I just got back from a Malidoma Patrice Somé intensive workshop in North Carolina in late May. It’s a huge honour to dog-paddle in the wake of an African elder from the Dagara tribe in Burkina Faso who also happens to have three master’s degrees and two PhDs. I was most assuredly and expertly taken to my edge. I feel like every single cell and molecule has been scrambled and reprogrammed. And let’s face it, the timing is right because I have been totally stumped for almost six months.

It all started the day after my book launch, on December 9, 2014. After the thought “I can die now” assailed me on my walk back home from dinner at Imonay, my favourite Korean restaurant on Bloor Street, I catapulted into a state of disorientation. After five years of rowing with only one direction in mind, finishing and publishing my book, Riding the Wave: Tales of Transformation, I was greeted, on the one hand, with the great feeling of having done something that was clearly going to be a landmark when reviewing my life on my deathbed and, on the other hand, nothing less than intense vertigo. What now? For damn sure I knew that I needed to boot out of Dodge and backpack through Guatemala for six weeks, sleep, veg and then eventually clean and clear my office of five years of accumulated book residue, de-clutter a few closets and cupboards while I’m at it, prepare the most complex year-end tax report ever, and hang out with some folks I haven’t seen in ages because the past six months of countless, anticipated steps and unexpected challenges to bring my six-hundred-page manuscript to print were totally epic and all-consuming.

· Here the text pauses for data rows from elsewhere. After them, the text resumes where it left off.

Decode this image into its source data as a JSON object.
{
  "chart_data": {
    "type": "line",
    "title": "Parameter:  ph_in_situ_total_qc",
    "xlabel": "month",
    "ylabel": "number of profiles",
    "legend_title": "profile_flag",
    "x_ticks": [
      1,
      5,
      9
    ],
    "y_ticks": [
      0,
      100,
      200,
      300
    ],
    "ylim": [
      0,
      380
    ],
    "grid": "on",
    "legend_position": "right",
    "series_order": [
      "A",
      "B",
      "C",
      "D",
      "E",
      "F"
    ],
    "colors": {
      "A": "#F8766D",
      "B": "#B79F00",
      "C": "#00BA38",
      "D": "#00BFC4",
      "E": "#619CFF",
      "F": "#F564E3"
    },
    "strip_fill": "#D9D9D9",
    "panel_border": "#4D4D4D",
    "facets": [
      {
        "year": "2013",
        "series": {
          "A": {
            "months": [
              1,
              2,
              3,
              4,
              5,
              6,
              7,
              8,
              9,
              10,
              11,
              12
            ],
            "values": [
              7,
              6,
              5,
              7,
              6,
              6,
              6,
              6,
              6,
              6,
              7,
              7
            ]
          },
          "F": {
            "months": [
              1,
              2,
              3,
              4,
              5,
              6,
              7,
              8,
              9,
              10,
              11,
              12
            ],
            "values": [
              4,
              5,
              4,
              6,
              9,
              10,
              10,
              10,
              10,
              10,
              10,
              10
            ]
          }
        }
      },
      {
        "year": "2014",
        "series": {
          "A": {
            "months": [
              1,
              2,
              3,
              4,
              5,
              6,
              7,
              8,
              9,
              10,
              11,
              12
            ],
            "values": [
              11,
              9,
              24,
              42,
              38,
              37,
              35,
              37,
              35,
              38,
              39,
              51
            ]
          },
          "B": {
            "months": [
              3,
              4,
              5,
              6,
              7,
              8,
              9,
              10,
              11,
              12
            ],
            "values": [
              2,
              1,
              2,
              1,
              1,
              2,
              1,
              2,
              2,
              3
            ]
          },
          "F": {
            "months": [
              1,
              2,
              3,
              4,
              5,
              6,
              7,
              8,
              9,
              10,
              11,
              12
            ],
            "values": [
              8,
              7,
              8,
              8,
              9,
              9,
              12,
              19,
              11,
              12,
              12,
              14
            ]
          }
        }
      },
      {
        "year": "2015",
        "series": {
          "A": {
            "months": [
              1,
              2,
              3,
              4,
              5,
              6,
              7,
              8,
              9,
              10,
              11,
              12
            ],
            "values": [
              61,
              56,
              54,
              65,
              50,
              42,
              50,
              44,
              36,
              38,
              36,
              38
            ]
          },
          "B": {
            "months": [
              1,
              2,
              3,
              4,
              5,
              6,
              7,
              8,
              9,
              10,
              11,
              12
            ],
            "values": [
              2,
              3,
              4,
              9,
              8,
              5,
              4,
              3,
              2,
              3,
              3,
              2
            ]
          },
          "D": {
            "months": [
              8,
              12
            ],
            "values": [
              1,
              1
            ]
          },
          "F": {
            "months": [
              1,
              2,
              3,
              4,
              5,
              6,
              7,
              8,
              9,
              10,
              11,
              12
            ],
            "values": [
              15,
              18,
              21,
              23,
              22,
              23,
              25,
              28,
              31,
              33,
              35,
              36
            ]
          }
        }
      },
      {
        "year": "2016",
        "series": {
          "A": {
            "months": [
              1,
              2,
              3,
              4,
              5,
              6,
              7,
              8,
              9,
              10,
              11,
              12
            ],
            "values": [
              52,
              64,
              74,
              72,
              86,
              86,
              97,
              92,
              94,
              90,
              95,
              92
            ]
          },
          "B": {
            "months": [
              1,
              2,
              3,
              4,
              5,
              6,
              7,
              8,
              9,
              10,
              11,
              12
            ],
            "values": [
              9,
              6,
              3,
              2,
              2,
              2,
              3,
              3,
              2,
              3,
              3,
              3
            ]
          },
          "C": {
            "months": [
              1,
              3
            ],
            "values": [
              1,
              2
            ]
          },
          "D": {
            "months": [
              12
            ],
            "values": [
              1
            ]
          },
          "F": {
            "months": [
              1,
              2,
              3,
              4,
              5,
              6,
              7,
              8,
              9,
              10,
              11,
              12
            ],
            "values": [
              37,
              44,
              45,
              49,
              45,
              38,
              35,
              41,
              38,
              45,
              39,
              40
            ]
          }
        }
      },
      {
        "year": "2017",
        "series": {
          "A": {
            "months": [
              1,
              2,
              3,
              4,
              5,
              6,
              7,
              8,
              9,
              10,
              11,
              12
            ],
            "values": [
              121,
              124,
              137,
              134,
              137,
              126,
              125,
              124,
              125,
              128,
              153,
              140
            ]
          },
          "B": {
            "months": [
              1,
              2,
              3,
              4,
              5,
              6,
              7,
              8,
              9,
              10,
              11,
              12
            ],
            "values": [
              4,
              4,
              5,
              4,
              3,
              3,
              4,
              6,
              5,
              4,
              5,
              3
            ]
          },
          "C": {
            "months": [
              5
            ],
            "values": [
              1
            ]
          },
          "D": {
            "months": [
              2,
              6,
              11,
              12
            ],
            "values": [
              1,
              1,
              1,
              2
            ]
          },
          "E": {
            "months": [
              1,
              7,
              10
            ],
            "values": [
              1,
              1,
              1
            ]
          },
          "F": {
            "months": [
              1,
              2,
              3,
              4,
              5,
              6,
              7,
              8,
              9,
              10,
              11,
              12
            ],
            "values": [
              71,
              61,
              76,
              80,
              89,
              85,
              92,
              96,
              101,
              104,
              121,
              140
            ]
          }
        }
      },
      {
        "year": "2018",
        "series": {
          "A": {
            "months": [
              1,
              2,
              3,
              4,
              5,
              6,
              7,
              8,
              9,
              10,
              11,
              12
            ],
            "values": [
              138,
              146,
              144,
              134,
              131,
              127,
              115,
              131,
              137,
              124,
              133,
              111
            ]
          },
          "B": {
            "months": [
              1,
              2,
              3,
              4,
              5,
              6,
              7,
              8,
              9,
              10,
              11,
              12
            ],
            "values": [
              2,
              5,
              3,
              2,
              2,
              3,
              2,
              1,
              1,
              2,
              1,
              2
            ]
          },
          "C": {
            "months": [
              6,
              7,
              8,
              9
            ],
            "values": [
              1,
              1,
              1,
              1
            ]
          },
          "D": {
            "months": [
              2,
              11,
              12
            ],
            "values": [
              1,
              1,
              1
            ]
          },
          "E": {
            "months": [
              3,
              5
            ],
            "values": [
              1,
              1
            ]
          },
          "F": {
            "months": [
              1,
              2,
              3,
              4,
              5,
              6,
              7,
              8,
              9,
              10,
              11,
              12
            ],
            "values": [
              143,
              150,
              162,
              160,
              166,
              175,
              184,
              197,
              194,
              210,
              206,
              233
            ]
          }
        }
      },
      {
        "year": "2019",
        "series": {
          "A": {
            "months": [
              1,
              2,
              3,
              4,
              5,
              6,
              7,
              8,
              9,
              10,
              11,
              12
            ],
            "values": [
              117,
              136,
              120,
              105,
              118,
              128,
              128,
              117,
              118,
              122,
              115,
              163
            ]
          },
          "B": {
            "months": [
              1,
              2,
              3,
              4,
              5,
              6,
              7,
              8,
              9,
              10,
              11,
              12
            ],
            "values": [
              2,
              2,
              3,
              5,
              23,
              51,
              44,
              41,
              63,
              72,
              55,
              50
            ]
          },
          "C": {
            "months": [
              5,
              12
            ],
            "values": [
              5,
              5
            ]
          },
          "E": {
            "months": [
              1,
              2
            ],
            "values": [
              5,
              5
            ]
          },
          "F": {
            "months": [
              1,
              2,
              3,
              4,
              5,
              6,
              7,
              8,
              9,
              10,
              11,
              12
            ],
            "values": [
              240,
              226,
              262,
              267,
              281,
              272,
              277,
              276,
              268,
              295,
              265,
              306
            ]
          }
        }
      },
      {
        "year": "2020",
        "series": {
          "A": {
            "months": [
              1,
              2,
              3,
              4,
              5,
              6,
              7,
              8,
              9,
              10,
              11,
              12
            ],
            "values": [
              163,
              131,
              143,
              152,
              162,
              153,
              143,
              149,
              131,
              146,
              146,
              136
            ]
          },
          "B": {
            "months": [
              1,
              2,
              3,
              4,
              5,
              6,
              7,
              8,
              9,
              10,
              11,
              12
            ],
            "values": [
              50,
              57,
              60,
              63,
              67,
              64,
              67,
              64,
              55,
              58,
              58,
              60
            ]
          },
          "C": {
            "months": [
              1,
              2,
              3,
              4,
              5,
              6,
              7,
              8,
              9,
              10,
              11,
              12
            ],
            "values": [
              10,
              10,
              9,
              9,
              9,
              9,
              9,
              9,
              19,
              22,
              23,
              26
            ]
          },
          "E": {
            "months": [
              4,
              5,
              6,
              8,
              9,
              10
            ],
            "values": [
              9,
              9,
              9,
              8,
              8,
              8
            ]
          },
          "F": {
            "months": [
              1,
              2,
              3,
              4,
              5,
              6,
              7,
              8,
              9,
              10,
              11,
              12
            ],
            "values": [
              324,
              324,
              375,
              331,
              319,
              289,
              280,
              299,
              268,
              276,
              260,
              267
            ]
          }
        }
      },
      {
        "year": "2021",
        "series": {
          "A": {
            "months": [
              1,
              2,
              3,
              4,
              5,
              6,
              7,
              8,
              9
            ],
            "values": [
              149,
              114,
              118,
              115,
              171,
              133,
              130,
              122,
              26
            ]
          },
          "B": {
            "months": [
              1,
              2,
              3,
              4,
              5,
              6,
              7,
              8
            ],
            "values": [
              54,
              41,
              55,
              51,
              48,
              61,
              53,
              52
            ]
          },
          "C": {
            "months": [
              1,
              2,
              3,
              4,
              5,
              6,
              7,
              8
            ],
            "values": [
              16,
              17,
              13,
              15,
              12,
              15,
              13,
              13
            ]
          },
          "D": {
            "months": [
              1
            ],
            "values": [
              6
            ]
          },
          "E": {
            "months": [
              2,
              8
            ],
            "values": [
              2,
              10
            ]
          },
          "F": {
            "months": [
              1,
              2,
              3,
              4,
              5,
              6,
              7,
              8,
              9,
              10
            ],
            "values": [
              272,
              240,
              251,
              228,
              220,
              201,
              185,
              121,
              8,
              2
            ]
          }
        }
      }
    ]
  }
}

Fast-forward to dinner with Katja, Aly Drummond, their delightful girls, and Uncle Katherine, Katja’s childhood friend and by now my close friend too, and co-owner of our home, nicknamed The 519 West. Katja is thinking about what it takes for an author to continue to promote a novel beyond the first months after publication. A recent conversation with her agent woke her up to the reality that sales of a book are key in determining the salability of the next manuscript. Her first novel, Little Bastards in Springtime, published by HarperCollins Canada in 2014, is selling well enough for a first book, but is it selling well enough for a big publisher to consider her a successful novelist and want to publish her second novel? The quality of the book is clearly only one consideration, and not the first. I created the publishing company Unleash to publish my book outside of the self-publishing hack job: bad paper, horrid design, weak editorial, a treadmill of mediocrity, but, unlike Katja, I’ve had no marketing/promotional help. Promotion? I hate thinking of my book as a commodity, and the reality of spending even more money is terrifying. How much will it take? Who do I hire? I get hives thinking about it, and so does Katja. What can writers do besides continually posting about their books on social media, which quickly becomes tiresome to the social media community?

Katja has been thinking about getting a booth at Pride, or something along those lines. She researched it and found that she’s too late for that, and in any case, we both agree that this is boring. Sitting in front of a pile of books, with pen in hand, at a street party, doesn’t seem a very effective or interesting solution. We discuss hiring a marketing firm, which many writers do, at great cost. But these companies do what publishers do, and there’s no guarantee that it’ll translate into sales. You may spend thousands with nothing to show for it. And then we talk about how staid the book industry is. Why not do something dramatic, something that takes books right into the street. Why not skip the middle layer, the marketers, the PR people, and go directly into the street to meet readers.

“Let’s try to do this together,” we both think at the same time. Whatever it is, we have no idea, but let’s figure something out.